Past the rows of empty chairs, through windows lining the back wall, the familiar landscape of the woodlands stretched as far as she could see. Now, though, a crimson sky radiated in place of the violet horizon.

“You’re late,” Varen said. His red-rimmed, shadow-lined eyes fell from her to the watch as he thumbed open its wings, and Isobel knew what he saw through its small window. A mixture of lies and truth.

This was a dream. She was a dream.

“No later than usual,” Isobel murmured, striving to flash a bit of her old spunk, though her voice sounded small even to her.

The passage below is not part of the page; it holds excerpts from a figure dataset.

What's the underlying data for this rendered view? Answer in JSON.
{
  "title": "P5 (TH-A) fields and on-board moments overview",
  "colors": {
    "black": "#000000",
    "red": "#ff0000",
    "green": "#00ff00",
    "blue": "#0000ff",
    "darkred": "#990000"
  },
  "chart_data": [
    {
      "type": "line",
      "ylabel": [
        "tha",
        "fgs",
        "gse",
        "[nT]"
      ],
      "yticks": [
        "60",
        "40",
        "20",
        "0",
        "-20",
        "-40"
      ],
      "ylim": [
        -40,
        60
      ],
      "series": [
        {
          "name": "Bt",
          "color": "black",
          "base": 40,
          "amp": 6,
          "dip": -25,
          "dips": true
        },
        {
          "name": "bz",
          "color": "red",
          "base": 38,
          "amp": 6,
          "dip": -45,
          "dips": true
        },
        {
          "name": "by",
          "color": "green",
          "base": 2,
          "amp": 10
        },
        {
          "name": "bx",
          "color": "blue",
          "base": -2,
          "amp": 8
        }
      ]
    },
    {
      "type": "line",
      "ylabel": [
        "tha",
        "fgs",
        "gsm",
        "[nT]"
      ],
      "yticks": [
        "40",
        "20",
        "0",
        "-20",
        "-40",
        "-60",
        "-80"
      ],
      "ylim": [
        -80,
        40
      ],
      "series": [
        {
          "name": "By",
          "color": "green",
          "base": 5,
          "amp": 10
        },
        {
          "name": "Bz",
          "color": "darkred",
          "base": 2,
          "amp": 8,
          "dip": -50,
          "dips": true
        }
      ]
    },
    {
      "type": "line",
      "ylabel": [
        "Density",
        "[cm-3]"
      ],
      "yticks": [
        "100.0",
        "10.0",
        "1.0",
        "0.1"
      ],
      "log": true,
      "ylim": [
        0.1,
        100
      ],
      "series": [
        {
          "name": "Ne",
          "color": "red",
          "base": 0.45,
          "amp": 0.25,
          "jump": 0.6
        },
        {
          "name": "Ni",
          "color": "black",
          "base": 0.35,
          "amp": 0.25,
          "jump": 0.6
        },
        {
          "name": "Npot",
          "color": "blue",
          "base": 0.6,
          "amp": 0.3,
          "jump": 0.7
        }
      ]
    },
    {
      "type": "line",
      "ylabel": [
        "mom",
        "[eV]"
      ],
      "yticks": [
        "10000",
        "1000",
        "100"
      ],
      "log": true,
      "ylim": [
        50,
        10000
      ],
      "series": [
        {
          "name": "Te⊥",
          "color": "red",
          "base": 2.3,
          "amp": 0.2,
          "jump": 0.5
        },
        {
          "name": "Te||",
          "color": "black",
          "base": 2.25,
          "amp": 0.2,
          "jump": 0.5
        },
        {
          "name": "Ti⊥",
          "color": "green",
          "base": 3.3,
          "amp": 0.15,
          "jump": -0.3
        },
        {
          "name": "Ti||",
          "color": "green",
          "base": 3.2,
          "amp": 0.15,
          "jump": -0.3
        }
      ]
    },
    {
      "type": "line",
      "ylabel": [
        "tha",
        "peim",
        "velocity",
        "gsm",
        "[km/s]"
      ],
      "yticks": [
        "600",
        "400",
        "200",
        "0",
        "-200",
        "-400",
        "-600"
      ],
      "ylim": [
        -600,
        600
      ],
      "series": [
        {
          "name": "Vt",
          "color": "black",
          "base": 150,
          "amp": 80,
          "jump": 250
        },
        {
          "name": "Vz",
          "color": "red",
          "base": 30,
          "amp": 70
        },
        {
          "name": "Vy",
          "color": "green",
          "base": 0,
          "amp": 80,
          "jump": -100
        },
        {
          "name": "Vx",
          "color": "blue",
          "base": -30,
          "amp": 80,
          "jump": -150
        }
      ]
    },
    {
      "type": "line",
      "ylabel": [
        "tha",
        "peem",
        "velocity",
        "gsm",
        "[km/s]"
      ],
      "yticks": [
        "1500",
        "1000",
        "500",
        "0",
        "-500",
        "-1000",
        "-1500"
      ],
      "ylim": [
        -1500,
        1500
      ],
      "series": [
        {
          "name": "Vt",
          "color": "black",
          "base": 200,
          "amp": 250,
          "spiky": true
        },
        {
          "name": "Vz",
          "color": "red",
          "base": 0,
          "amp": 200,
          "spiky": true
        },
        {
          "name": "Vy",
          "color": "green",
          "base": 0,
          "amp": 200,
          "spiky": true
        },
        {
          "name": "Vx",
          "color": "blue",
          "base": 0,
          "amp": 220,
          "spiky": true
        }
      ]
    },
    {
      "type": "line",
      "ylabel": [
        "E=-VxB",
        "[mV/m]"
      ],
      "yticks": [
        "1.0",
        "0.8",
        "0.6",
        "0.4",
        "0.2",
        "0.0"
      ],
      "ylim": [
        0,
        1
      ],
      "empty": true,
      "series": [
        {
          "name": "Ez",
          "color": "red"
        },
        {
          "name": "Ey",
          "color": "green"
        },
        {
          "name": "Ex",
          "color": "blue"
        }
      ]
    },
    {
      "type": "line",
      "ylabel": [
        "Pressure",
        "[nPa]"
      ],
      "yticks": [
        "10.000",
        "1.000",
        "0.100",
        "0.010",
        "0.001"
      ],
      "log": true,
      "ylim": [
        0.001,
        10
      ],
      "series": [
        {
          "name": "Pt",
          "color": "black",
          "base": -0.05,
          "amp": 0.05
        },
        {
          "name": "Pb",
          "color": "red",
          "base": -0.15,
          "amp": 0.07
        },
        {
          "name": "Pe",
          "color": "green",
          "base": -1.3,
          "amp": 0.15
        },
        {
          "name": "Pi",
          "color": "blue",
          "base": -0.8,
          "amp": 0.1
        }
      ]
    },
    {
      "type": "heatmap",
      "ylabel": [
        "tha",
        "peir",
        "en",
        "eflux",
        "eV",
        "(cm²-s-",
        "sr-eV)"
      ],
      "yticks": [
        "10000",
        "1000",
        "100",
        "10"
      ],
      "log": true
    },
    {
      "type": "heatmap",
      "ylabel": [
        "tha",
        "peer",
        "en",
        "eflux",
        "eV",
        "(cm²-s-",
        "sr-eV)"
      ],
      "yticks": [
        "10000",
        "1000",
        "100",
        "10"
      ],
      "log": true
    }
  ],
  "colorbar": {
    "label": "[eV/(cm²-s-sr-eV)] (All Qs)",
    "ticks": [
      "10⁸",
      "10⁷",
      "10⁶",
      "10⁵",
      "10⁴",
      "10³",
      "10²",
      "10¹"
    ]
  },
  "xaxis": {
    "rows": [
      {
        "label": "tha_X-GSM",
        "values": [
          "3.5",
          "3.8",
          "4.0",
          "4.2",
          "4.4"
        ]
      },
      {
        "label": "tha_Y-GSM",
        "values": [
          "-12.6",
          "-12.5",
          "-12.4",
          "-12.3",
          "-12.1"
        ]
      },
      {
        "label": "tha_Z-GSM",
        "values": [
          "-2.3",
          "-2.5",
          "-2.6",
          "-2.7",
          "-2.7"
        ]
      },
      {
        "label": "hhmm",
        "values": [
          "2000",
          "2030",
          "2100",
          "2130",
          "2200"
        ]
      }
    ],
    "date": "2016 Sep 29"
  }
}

She needed to keep him talking, though. To keep him calm. Contained.

But what could she say? The words—the right words—evaded her.

“Varen,” Isobel began, taking a step toward him when he did not reply.

“I wanted you,” he said, interrupting her before she could continue, his gaze never lifting from the watch. “From that very first day. I can tell you that now, I guess.”

Isobel stopped, startled by his out-of-the-blue admission. Curious in spite of herself, she tilted her head, uncertain about what, exactly, the confession meant. Or where it had come from.